Madame X (Lucky Kuswandi, 2010)

“With the force of rainbows I will punish you all” transgender superhero Madame X exclaims as she takes on bigotry and self-interest to fight for human rights in a largely oppressive social culture. Despite emerging from long years of authoritarian military dictatorship in 1998, Indonesia’s LBGTQ+ community finds itself in a marginalised position with homosexuality still taboo and illegal under religious law in certain parts of the country. Lucky Kuswandi’s high camp, pure punk tale of a transwoman embracing her inner power to claim her place in society while standing up against intolerance is a bold advocation for a more compassionate world but also a whole lot of anarchic fun. 

It’s transgender hairdresser Adam’s (Amink) birthday and unbeknownst to her, her life is about to change. A mysterious client arriving at the salon warns her that she shouldn’t go dancing because there’s a kind of dance so dangerous it might end her life.
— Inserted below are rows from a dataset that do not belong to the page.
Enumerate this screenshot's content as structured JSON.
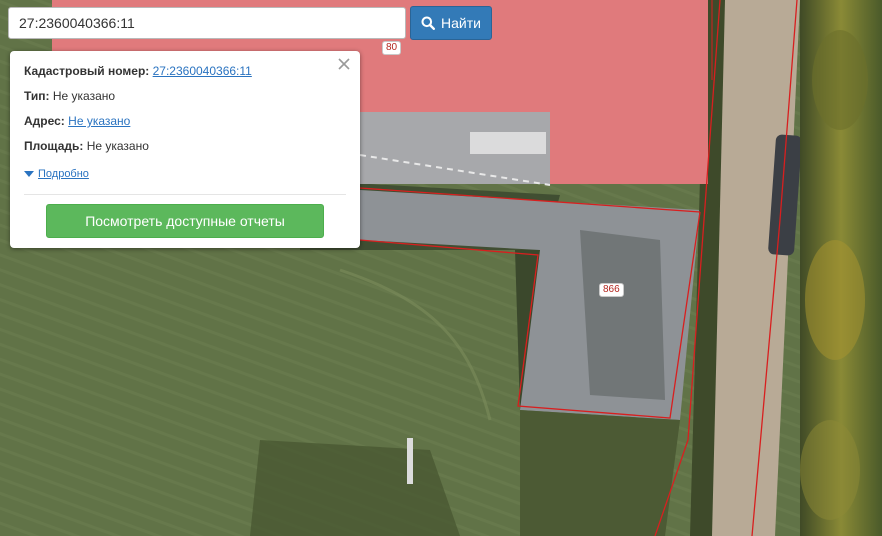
{
  "search": {
    "value": "27:2360040366:11",
    "button_label": "Найти",
    "button_icon": "search-icon"
  },
  "map": {
    "parcel_labels": [
      "80",
      "866"
    ],
    "colors": {
      "roof": "#e07a7c",
      "parcel_boundary": "#d81f1f",
      "field": "#5f6f45",
      "lot": "#8a8f92",
      "road": "#b9ab98",
      "trees": "#4f5a2c"
    }
  },
  "popup": {
    "cadastral_label": "Кадастровый номер:",
    "cadastral_value": "27:2360040366:11",
    "type_label": "Тип:",
    "type_value": "Не указано",
    "address_label": "Адрес:",
    "address_value": "Не указано",
    "area_label": "Площадь:",
    "area_value": "Не указано",
    "details_label": "Подробно",
    "reports_button": "Посмотреть доступные отчеты",
    "accent_color": "#5cb85c"
  }
}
Adam ignores her and goes anyway but is set up by her awful boyfriend and captured by anti-gay vigilante group Bogem who bundle all the transwomen in the place into their pickup truck for “recycling”. During the journey, Adam’s best friend Aline (Joko Anwar) is killed by Bogem leader Storm who turns out to be the head of the National Morality Front, a political party denying any ties to far right violence. Taken in by an LGBTQ+ friendly Lenggok dance studio in the dreamily named village Beyond the Clouds, Adam struggles to rebuild her life but receives a new mission when Aline appears to her in angelic form and demands vengeance. 

“There’s no place for us in the real world” Adam explains at the bar when a potential client asks what a nice girl like her is doing in a place like this, telling him that there are no “normal” jobs for women like her and so she has no other option than to make ends meet through sex work. Bogem refers to the transwomen as “trash”, as if they’re cleaning up the city while touting magnanimity in their intention to “recycle” them so they can be returned to mainstream society as “normal” men. Despite having three wives, their identities hidden by their colour-coded burkas, Storm preaches old fashioned family values but later is revealed to have ties to human trafficking mediated through Tarjo (Ikhsan Himawan), a local man continually dressed like a religious leader who himself is hiding an aspect of his sexuality from his sweet and innocent fiancée Ratih (Saira Jihan) whom he has convinced to give up her career as a lenggok dancer to become a “migrant worker”.

Lenggok, a traditional Indonesian dance, turns out to be the one that the mysterious woman said would end Adam’s life which is one reason she was reluctant to take it up, but only because the way former military instructor Uncle Radi (Robby Tumewu) is teaching it is really a martial art. Radi is himself in a happy longterm relationship with trans woman Auntie Yantje (Ria Irawan) who now uses a wheelchair because the strain of living has taken such a profound toll on her health as she and Radi attempted to stand up to injustice. With the help of mute servant Din (Vincent Ryan Rompies), they’ve built a secret base behind their bedroom filled with amazing gadgets made out of cosmetics and accessories, as well as a beautifully designed superhero suit just waiting for a hero. Adam can only embrace her destiny as Madame X by first accepting her national legacy in Lenggok dance, along with her identity as a transwoman and the trauma of her first love. 

Told in flashback, the melancholy story of Adam and Harun becomes a point origin in the tragedy of love destroyed by oppressive patriarchal authority. “You’re the one ruining my son” Harun’s father claims before literally scarring his own boy and leaving him with an internalised homophobia which encourages him to blame Adam for arousing in him such taboo desires. Yet Adam fights back with the tools used against her, vanquishing her foes with the power of the rainbow. Rich with pop culture references from the Bond-esque opening titles to a Sailor Moon meets Wonder Woman transformation scene imbued with its own particular irony, Madame X is an anarchic tale of high camp hijinks but also a heartfelt origin story for a transgender superwoman claiming her space and standing up for the oppressed in an increasingly hostile environment.  


Madame X screened as part of this year’s Queer East.